According to the 2010 National Survey of Latinos, 44 percent of Latino Republicans said they had given the election a lot of thought, compared to 28 percent of Latino Democrats.

“While Latinos in general are much more likely to support the Democratic Party, when it comes down to it, Latino Republicans may be more likely to show up at the polls on Tuesday,” said Rubén Martinez, director of MSU’s Julian Samora Research Institute.

According to the national survey data, Latinos generally favor Democrats, with nearly 66 percent of Latino registered voters saying they plan to support the Democratic candidate in their congressional district.

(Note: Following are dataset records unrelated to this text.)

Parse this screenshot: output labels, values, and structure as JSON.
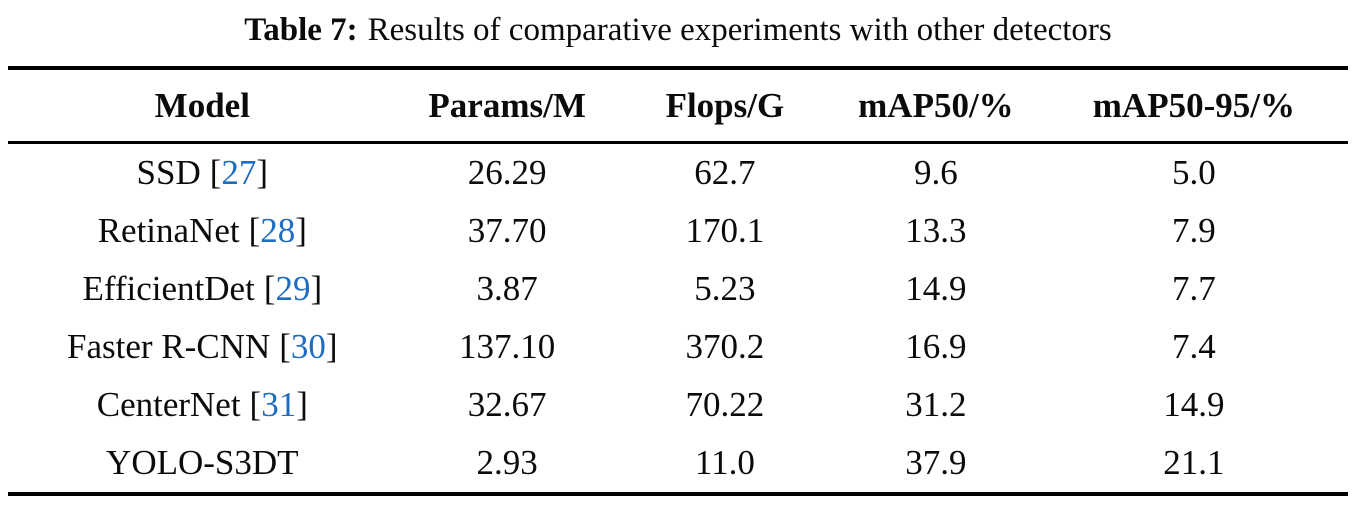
{
  "title": {
    "label": "Table 7:",
    "text": "Results of comparative experiments with other detectors"
  },
  "table": {
    "columns": [
      "Model",
      "Params/M",
      "Flops/G",
      "mAP50/%",
      "mAP50-95/%"
    ],
    "rows": [
      {
        "model": "SSD",
        "cite": "27",
        "values": [
          "26.29",
          "62.7",
          "9.6",
          "5.0"
        ]
      },
      {
        "model": "RetinaNet",
        "cite": "28",
        "values": [
          "37.70",
          "170.1",
          "13.3",
          "7.9"
        ]
      },
      {
        "model": "EfficientDet",
        "cite": "29",
        "values": [
          "3.87",
          "5.23",
          "14.9",
          "7.7"
        ]
      },
      {
        "model": "Faster R-CNN",
        "cite": "30",
        "values": [
          "137.10",
          "370.2",
          "16.9",
          "7.4"
        ]
      },
      {
        "model": "CenterNet",
        "cite": "31",
        "values": [
          "32.67",
          "70.22",
          "31.2",
          "14.9"
        ]
      },
      {
        "model": "YOLO-S3DT",
        "cite": null,
        "values": [
          "2.93",
          "11.0",
          "37.9",
          "21.1"
        ]
      }
    ],
    "citation_brackets": {
      "open": "[",
      "close": "]"
    }
  },
  "colors": {
    "citation_blue": "#1f6dc1",
    "rule_black": "#000000",
    "text_black": "#0b0b0b"
  }
}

In contrast, only 22 percent said they plan to support the Republican candidate in their district.

Martinez predicts that more than 85,000 Latinos in Michigan will vote next week, according to an analysis of the past three midterm elections (1998, 2002 and 2006).

“The question is, which way will they vote?” Martinez said. “No one can definitively answer that, but it is most likely that Latino voters will continue to favor Democrats, particularly in a political environment where Republicans have become symbolic of anti-immigration and closed borders at a time when immigration continues to rank among the top five issues for Latinos.”

But the Republicans may get a boost if – as the national survey suggests – Latino Democrats don’t go to the polls in large numbers, Martinez said. He added that Latinos are 32 percent less likely to vote in midterm elections than non-Latino voters.

“Whether they go to the polls or not, Latinos are likely to impact the outcome of the election,” Martinez said. “The aftermath of Nov. 2 will provide insight into the role that Latino voters play in a country that ranks 120th across the globe in terms of voter turnout.”